Wikipedia by numbers
Wikipedia's coverage and conflicts quantified
Researchers at PARC, creators of WikiDashboard (see previous coverage) have announced a new study of English Wikipedia that quantifies Wikipedia coverage. Based on the categories assigned to each article, coverage is sorted according to eleven broad categories used in Wikipedia's Categorical index: Culture and the arts; Geography and places; Health and fitness; History and events; Mathematics and logic; Natural and physical sciences; People and self; Philosophy and thinking; Religion and belief systems; Society and social sciences; and Technology and applied sciences. ("General reference" is excluded.) They report the following approximate breakdown in coverage:
- Culture and the arts: 30%
- People and self: 15%
- Geography and places: 14%
- Society and social sciences: 12%
- History and events: 11%
- Natural and physical sciences: 9%
- Technology and applied sciences: 4%
- Religion and belief systems: 2%
- Health and fitness: 2%
- Mathematics and logic: 1%
- Philosophy and thinking: 1%
The PARC researchers presented a short paper describing their work, "What’s in Wikipedia? Mapping Topics and Conflict Using Socially Annotated Category Structure" to the 'CHI2009 conference on Human-Computer Interaction', and have a blog post summary of the results.
To explain their methodology of sorting content, the researchers use the example of Albert Einstein. In January 2008 (the last available full data dump of English Wikipedia), the Einstein article had 26 categories. Each category can be broken down according to its proportional relevance to the 11 top-level categories based on the shortest paths through the category system to the different top-level categories. So, for example, Einstein's category of "Jewish-American scientists" is most strongly associated with "People and self", but is also part of the "Religion and belief systems" and "Natural and physical sciences" topics. Combining the category weighting for all 26 categories creates a distribution of the Einstein article's proportional relevance to each of the top-level categories. As the paper notes, "Einstein’s topic distribution primarily falls under “People”; however, his roles as both a prominent scientist and social figure are reflected in associations with “Science”, “Society”, “History”, “Philosophy”, “Religion”, and “Culture”. His involvement with the Manhattan Project also leads to associations with “Technology”."

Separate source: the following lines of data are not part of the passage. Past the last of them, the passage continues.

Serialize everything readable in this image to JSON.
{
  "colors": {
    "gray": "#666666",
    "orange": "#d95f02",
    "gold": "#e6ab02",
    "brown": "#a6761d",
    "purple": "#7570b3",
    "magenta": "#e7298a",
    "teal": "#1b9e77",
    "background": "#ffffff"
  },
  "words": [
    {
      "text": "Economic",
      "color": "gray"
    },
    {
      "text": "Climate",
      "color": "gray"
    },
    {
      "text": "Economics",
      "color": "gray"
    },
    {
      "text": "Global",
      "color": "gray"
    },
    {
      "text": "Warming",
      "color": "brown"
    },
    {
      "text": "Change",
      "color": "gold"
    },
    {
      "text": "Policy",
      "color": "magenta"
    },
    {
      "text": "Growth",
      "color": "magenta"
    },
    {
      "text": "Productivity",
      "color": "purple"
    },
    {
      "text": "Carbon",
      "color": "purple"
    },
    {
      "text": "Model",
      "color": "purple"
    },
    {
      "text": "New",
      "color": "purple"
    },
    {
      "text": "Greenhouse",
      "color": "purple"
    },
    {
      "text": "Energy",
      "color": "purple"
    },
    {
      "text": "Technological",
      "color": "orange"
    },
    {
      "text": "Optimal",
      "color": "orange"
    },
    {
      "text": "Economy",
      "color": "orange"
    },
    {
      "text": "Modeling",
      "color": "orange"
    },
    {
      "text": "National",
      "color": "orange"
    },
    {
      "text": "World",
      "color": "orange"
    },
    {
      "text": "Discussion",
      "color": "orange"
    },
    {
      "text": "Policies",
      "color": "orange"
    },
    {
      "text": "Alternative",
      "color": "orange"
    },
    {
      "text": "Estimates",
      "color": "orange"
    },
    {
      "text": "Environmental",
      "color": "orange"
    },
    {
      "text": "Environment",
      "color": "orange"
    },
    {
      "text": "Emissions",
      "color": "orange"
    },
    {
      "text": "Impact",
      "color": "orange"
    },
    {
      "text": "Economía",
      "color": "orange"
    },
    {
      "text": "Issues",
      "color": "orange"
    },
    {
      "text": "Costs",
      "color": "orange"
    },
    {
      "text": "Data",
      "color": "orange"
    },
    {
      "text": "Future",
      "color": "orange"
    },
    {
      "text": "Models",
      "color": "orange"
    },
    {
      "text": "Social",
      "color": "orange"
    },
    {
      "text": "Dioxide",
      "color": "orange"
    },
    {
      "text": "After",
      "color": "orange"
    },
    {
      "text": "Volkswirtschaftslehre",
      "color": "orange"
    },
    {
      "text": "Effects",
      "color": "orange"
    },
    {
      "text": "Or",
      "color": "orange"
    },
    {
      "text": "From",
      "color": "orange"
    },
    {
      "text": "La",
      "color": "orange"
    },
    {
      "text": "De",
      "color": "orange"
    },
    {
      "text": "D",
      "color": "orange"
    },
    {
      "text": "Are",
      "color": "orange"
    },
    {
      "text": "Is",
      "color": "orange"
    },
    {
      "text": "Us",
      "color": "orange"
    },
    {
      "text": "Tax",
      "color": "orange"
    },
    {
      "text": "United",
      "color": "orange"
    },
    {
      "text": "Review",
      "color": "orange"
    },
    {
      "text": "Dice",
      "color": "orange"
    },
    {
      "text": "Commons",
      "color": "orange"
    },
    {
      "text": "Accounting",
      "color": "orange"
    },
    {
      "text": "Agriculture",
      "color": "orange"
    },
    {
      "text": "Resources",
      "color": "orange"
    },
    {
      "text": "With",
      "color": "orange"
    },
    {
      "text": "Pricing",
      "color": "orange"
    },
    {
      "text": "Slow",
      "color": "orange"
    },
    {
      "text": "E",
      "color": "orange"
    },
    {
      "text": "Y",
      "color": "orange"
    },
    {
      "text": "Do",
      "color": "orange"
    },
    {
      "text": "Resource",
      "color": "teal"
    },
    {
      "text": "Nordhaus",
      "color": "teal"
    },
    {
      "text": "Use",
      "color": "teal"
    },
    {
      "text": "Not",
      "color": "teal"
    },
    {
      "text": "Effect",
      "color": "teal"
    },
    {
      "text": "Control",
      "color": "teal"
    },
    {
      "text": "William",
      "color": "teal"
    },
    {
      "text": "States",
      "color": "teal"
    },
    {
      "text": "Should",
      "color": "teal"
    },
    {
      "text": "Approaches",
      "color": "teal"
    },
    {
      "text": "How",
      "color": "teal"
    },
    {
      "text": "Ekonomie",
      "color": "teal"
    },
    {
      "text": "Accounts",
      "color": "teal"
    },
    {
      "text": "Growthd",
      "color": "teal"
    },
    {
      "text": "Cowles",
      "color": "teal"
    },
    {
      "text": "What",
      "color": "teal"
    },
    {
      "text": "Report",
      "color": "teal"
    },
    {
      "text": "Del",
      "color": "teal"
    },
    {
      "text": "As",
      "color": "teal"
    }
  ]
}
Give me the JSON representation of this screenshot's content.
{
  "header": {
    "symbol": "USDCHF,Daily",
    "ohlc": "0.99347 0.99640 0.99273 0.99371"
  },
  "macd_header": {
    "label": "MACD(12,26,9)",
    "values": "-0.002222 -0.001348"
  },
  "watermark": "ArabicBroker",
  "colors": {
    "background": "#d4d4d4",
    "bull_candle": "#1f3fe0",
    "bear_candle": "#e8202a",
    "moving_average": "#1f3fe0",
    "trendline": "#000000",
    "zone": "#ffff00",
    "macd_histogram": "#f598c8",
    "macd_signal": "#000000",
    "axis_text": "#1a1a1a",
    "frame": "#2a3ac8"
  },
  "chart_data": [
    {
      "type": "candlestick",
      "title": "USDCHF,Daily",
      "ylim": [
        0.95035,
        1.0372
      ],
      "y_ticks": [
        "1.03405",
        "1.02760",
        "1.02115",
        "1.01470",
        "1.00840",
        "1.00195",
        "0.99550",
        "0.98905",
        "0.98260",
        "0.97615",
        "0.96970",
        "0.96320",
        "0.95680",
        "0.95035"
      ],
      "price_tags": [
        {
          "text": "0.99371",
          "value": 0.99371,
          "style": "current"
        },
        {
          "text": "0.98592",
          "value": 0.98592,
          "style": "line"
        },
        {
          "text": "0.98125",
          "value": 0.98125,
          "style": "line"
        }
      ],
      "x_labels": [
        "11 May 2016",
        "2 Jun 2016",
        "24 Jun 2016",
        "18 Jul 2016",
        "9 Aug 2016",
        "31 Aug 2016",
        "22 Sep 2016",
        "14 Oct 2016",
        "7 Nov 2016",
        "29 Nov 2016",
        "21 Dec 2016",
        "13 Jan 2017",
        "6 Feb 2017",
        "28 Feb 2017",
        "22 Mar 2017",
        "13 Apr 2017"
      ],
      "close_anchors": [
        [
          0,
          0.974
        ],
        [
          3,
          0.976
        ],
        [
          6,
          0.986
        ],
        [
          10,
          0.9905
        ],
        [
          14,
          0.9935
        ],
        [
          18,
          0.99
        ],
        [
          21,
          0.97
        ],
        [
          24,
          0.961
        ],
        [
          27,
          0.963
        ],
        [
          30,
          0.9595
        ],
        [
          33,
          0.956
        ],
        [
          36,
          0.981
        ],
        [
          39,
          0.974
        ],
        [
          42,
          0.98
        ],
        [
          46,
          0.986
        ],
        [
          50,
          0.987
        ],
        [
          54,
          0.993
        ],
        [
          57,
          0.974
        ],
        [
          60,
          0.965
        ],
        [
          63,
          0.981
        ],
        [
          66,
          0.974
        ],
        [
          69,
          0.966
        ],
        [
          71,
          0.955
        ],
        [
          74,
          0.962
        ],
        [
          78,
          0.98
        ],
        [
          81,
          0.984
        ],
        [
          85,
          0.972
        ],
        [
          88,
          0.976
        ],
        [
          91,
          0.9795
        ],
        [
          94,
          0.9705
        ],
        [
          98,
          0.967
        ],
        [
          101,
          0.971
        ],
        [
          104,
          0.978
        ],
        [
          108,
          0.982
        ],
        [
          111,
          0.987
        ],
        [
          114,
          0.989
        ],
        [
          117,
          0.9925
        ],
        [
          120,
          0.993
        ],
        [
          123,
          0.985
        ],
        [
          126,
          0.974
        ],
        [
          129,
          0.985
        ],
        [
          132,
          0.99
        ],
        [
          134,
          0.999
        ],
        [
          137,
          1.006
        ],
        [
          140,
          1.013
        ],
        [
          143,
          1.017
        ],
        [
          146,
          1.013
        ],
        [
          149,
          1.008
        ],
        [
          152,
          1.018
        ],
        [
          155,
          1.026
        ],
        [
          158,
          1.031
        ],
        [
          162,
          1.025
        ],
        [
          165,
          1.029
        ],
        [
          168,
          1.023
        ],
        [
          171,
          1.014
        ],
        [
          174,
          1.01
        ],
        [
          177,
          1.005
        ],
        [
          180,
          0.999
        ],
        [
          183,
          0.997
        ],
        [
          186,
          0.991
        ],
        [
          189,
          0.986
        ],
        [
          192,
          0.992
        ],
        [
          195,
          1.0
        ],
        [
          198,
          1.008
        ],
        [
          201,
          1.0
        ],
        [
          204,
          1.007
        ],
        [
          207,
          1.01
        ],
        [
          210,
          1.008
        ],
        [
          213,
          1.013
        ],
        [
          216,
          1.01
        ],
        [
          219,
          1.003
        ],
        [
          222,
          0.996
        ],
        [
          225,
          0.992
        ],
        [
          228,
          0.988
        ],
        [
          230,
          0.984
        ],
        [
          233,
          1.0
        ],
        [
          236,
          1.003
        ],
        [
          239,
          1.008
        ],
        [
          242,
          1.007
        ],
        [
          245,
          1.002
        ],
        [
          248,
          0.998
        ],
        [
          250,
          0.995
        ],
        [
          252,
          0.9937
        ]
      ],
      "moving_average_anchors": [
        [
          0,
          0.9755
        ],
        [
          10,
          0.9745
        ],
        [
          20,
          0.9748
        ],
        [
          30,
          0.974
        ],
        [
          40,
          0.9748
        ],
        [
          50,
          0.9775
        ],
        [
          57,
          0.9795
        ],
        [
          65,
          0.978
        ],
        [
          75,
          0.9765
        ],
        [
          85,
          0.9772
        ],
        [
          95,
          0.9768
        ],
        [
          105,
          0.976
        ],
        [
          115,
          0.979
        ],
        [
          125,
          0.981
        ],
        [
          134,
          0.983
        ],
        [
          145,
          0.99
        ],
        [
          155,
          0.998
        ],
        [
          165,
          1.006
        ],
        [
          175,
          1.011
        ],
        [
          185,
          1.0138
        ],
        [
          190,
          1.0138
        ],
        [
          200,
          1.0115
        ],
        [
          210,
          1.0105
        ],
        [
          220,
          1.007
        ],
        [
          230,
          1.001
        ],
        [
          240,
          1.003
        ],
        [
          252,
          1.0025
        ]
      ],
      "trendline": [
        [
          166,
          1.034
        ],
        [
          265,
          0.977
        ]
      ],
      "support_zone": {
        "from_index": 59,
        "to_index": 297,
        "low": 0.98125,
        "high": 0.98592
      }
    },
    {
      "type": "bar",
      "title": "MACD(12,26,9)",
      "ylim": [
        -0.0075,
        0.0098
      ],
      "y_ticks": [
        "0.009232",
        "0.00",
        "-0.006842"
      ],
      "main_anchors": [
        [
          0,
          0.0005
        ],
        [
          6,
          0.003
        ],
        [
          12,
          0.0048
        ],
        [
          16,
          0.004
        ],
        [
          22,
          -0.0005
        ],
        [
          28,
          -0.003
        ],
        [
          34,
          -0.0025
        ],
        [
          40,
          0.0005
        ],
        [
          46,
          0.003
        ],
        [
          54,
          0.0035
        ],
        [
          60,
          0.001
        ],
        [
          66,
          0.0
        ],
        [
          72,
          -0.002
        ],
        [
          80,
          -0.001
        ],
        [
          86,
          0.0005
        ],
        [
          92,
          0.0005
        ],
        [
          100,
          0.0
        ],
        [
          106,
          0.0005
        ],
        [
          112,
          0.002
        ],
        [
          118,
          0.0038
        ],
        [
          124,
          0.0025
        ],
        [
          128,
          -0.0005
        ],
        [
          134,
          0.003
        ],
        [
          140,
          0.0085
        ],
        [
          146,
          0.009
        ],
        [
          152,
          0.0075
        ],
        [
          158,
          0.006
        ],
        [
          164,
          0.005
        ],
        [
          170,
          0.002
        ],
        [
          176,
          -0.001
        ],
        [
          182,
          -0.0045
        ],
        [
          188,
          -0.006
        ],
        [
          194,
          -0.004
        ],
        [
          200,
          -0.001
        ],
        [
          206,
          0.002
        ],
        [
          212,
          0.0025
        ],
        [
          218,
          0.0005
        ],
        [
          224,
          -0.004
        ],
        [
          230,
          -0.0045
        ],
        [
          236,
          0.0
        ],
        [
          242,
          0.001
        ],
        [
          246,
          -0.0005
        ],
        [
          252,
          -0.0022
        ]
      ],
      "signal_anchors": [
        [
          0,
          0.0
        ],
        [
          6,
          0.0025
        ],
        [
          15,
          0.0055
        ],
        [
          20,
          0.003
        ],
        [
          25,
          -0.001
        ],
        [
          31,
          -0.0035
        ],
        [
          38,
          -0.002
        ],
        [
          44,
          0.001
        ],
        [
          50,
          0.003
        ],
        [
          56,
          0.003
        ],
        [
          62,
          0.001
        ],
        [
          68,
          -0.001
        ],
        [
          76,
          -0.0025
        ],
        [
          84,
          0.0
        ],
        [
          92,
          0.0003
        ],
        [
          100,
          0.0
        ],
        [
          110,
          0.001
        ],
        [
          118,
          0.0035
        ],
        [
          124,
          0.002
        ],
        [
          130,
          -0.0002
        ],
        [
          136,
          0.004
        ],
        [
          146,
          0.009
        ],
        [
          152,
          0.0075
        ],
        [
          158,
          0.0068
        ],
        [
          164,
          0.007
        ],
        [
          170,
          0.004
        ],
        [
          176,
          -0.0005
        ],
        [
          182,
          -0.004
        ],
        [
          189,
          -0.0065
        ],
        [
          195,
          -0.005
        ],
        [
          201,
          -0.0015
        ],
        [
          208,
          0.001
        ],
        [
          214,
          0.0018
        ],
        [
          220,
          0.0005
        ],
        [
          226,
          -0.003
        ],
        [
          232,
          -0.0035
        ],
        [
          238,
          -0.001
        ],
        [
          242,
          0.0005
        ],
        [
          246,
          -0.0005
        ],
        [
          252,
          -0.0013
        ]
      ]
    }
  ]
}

Aggregating this sort of distribution for all articles generates the overall 2008 topic distribution reported above. The paper also compared the 2008 results to the results from a 2006 dump, in order to measure which topic areas were growing most rapidly. They found that "Natural and physical sciences" and "Culture and the arts" each grew by over 200% in that time, with strong growth also in Philosophy, Mathematics, and History. Surprisingly, they also found that coverage of "Technology and applied sciences" actually appeared to shrink by 6% between 2006 and 2008; this was undoubtedly caused by reorganizations of the category hierarchy rather than an actual net loss of technology content.
Using the topic distribution method in combination with an earlier method they had developed to measure the amount of conflict generated by a particular article (based on dispute tags and reversions), the researchers calculated the amount of conflict in each broad topic area (normalized for the average number of categories per article in different topic areas). They report in the blog summary "that "philosophy" and "religion" have generated 28% of the conflicts each." This is despite the fact that they were only 1% and 2%". [The post was later edited to 28% "contentious-ness" each, reflecting that the percentages are relative to the number of articles in each category.] As the paper notes, however, this is "normalized conflict"; "People" and "Society and social sciences" had the highest "absolute amount[s]" of conflict.